Well, this should give everyone the warm fuzzies, no? The CDC confirmed this afternoon that a traveler from Liberia has the Ebola virus — and that it didn’t become symptomatic for seven days after his arrival. The EMS technicians who transported him to the Dallas hospital are now in isolation while the CDC tries to trace back the patient’s steps to see how many other people may have picked up the virus:
Months after the deadliest Ebola outbreak in history began ravaging West African countries, a man who flew from Liberia to Dallas became the first case of Ebola to be diagnosed in the United States.
Health officials stressed that they are confident they can control this situation and keep the virus from spreading in the U.S.
“We’re stopping it in its tracks in this country,” Thomas Frieden, director of the Centers for Disease Control and Prevention, declared during a news conference Tuesday afternoon.
The man who is infected, who was not identified, left Liberia on Sept. 19 and arrived in the U.S. the following day to visit family members. Health officials are working to identify everyone who may have been exposed to this man. Frieden said this covered just a “handful” of people, a group that will be watched for three weeks to see if any symptoms emerge.
“The bottom line here is that I have no doubt that we will control this importation, or this case of Ebola, so that it does not spread widely in this country,” Frieden said. “It is certainly possible that someone who had contact with this individual could develop Ebola in the coming weeks. But there is no doubt in my mind that we will stop it here.”
Normally, I’d feel pretty confident in that statement … if we hadn’t kept hearing how nearly-impossible it was to have it pop up here in the first place. Supposedly the virus moved fast enough to produce symptoms, and that screeners in those areas afflicted by Ebola knew what to look for in order to keep infected people from getting on planes to the US. Besides, thanks to the Secret Service scandal and Barack Obama’s claim that the intelligence community blew it on ISIS, it’s not exactly the week for confidence in our bureaucratic overlords.

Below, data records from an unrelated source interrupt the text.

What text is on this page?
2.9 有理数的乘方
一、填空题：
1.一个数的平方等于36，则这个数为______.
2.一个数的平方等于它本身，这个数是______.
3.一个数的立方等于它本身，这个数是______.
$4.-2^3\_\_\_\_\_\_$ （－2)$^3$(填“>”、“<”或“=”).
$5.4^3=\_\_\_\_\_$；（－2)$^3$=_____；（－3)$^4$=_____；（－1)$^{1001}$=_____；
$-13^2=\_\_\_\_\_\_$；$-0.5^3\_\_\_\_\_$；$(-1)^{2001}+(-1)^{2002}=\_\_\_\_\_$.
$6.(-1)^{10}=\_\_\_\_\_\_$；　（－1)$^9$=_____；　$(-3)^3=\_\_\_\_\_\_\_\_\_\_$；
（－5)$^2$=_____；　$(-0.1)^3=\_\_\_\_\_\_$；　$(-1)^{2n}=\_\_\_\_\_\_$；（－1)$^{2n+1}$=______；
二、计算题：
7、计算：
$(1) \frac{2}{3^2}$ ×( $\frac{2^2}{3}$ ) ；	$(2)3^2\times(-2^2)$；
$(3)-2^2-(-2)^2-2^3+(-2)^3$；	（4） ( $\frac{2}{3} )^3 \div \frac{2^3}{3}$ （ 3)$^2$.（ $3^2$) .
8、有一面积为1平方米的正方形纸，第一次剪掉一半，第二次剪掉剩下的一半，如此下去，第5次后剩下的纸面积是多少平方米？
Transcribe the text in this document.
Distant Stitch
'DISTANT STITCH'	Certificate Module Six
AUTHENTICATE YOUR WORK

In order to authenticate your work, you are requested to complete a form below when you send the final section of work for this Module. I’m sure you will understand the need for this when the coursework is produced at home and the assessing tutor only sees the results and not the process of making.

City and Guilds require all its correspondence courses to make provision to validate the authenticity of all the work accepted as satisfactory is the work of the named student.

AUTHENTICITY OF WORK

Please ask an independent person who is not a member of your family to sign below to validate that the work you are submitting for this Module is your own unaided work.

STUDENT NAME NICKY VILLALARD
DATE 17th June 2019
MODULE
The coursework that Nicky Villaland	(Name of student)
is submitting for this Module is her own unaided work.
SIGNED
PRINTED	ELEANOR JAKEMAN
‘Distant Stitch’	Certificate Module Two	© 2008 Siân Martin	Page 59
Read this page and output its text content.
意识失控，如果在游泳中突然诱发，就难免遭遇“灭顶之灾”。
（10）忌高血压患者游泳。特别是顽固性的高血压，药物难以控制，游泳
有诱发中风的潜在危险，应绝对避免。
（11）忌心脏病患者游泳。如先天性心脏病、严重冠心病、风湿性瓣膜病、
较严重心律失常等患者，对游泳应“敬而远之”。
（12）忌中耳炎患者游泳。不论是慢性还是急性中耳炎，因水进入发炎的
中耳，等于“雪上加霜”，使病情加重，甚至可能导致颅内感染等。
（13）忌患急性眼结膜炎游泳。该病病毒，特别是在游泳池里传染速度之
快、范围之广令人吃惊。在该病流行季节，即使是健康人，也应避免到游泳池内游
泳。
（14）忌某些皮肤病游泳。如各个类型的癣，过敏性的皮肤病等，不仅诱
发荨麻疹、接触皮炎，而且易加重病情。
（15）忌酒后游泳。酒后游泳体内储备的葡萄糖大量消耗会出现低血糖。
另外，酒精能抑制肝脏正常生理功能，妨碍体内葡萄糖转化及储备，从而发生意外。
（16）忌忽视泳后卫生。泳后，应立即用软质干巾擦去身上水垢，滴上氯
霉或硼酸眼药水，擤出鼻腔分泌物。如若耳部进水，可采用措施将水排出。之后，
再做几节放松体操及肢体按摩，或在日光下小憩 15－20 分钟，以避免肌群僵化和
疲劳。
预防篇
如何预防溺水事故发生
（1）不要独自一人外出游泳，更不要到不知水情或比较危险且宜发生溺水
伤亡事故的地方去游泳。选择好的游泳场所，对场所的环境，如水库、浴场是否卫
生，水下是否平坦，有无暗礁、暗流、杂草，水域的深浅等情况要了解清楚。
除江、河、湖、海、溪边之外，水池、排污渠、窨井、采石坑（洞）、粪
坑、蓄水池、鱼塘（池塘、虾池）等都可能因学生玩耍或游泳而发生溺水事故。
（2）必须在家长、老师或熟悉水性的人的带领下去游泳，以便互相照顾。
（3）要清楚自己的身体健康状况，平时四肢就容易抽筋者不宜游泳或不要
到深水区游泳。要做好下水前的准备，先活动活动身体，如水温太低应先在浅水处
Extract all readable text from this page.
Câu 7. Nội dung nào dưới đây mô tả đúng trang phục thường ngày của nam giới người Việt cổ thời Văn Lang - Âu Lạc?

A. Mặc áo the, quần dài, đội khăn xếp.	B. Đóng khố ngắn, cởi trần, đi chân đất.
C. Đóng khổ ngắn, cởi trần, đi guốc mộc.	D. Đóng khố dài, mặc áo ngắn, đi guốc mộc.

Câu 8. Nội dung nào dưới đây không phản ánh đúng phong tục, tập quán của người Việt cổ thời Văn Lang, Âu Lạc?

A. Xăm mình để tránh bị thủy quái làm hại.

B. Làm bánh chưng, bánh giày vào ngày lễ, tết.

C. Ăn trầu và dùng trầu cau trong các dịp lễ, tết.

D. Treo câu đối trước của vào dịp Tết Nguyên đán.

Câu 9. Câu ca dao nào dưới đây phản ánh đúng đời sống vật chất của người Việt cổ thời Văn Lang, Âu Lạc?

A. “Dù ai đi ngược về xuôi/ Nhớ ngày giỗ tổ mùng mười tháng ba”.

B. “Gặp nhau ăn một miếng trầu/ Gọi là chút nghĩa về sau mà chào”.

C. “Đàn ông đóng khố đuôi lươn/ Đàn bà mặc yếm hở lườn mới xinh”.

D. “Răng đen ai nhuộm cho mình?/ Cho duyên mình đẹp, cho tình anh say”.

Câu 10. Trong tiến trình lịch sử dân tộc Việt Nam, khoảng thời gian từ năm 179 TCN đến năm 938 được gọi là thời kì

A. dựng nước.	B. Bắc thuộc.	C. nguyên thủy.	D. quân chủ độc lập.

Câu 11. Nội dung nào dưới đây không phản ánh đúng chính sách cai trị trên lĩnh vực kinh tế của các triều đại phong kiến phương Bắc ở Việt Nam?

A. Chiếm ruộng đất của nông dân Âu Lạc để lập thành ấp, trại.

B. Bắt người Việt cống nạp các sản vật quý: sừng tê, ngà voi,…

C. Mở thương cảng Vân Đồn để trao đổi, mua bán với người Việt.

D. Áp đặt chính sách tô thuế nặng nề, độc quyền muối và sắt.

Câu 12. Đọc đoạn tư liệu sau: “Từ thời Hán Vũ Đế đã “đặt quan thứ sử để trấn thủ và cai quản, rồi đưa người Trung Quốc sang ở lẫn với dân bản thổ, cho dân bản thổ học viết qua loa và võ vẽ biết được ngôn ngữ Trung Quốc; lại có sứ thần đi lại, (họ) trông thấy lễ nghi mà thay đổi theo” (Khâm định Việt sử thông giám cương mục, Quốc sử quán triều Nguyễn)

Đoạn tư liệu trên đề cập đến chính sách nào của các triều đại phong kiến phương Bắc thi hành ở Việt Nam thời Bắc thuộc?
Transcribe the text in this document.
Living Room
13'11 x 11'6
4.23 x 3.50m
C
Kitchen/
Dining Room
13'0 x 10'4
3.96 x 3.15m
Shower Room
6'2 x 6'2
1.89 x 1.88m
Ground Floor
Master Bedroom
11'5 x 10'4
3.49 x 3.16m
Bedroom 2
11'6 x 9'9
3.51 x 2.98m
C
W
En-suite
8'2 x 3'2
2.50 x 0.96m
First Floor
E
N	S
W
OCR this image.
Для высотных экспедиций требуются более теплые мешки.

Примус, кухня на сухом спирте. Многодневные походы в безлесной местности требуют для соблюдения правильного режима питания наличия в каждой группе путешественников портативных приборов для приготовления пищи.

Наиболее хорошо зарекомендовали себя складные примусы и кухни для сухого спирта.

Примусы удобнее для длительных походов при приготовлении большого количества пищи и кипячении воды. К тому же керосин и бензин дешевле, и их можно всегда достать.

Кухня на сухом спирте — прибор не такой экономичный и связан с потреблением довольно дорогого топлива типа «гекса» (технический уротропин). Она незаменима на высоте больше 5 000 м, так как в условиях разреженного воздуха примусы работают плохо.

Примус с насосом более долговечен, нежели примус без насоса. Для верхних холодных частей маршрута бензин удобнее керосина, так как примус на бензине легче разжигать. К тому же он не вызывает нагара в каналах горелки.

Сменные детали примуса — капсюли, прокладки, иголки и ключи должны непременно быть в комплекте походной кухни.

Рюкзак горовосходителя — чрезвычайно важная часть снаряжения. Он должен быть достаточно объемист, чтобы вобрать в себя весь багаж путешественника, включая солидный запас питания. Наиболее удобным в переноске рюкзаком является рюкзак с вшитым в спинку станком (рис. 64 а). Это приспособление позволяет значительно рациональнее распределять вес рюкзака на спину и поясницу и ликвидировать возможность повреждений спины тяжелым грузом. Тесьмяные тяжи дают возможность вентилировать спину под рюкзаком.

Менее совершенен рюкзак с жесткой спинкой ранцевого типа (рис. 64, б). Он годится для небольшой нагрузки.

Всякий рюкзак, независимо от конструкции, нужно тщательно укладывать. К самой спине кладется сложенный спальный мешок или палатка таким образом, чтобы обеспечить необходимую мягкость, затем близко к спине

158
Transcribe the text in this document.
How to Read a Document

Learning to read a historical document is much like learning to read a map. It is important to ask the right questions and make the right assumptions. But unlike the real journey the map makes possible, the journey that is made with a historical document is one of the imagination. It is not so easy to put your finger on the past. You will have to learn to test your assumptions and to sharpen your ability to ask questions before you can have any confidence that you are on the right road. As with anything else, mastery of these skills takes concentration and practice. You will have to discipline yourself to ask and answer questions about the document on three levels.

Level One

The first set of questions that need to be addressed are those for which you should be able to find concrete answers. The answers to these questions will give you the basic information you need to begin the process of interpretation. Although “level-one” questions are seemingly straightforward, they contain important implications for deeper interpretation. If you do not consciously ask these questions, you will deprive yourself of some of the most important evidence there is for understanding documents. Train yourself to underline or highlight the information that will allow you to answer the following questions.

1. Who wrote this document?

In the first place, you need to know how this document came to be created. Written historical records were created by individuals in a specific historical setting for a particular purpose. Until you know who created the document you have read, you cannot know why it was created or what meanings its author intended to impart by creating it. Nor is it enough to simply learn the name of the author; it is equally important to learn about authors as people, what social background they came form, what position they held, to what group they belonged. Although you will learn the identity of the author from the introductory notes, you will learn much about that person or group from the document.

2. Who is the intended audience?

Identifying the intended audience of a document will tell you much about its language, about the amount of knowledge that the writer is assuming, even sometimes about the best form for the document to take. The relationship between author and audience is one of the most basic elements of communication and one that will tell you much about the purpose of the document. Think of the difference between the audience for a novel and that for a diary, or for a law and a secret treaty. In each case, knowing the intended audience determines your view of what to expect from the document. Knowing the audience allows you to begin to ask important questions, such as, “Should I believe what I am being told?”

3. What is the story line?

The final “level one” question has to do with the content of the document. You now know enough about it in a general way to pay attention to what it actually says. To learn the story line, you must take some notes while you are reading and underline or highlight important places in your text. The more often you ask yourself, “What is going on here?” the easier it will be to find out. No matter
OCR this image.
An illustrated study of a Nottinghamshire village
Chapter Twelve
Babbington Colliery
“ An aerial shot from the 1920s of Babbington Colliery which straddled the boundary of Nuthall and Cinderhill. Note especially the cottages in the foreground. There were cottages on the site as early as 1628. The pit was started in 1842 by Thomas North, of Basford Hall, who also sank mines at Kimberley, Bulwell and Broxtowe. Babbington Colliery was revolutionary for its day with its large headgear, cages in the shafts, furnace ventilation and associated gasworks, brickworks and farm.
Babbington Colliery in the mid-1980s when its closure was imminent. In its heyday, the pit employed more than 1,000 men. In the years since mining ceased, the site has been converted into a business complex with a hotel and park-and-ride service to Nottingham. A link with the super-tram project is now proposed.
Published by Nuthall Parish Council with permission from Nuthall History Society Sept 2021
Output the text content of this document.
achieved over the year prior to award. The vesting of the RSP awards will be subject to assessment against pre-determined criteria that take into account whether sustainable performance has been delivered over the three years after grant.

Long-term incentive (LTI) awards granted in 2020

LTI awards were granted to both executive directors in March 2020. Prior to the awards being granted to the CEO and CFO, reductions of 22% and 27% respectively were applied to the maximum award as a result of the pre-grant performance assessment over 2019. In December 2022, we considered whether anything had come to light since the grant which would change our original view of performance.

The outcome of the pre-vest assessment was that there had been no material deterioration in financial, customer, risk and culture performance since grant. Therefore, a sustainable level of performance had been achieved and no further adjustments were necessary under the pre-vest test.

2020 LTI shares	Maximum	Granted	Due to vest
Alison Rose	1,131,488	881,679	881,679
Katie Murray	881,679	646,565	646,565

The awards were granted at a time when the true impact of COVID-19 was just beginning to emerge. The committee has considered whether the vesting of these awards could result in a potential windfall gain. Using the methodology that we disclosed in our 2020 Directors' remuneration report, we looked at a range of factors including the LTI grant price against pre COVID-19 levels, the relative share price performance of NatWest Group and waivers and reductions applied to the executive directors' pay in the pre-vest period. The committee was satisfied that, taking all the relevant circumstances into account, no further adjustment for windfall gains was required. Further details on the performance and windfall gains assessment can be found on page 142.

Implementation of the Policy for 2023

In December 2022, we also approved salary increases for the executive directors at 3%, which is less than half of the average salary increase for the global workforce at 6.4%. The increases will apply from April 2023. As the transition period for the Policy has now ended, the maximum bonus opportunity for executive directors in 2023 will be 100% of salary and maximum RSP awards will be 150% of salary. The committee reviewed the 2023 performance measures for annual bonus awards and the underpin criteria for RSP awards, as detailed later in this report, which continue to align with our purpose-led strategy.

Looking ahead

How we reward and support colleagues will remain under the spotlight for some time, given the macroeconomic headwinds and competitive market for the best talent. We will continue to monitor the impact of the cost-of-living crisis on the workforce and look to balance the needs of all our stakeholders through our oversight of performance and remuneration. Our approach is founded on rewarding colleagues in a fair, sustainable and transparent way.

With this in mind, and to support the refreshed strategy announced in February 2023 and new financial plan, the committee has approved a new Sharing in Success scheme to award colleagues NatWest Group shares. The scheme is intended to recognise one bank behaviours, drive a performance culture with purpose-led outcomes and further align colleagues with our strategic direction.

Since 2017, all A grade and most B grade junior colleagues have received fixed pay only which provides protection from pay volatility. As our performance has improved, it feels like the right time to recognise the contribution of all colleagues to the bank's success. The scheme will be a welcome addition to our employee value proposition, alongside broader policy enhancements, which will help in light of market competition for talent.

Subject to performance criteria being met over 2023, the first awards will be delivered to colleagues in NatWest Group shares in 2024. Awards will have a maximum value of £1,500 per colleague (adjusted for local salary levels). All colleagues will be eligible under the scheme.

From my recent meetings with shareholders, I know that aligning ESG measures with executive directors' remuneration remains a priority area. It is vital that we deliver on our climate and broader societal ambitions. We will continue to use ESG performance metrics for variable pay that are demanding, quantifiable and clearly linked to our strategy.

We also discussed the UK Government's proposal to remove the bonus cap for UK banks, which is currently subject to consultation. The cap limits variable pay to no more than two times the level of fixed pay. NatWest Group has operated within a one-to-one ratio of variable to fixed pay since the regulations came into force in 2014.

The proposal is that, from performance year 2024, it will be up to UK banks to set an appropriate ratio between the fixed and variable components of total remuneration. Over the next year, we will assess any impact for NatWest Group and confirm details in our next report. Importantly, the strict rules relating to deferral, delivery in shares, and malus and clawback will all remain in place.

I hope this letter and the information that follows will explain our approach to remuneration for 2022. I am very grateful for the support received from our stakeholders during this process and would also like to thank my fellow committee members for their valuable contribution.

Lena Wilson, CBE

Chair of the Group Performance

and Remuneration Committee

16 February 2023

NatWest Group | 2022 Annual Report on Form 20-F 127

Doctors at the Texas Health Presbyterian insisted that they could handle the task:
Zachary Thompson, the director of the Dallas County Health & Human Services, said Tuesday morning the Center for Disease Control was mobilizing as if the patient tested positive for the virus.
Thompson said Tuesday morning Dallas County is ready to care for the patient.
“This is not Africa,” Thompson said. “We have a great infrastructure to deal with an outbreak.”
Hopefully, they will be able to keep this from spreading. With at least a seven-day incubation period, it might not be easy to track down all of the personal contact the patient had, but they’re working on it. In the meantime, we can do best by watching the situation carefully and not panicking over a single case. But perhaps we ought to rethink the easy travel between the US and the areas where Ebola is spreading rapidly.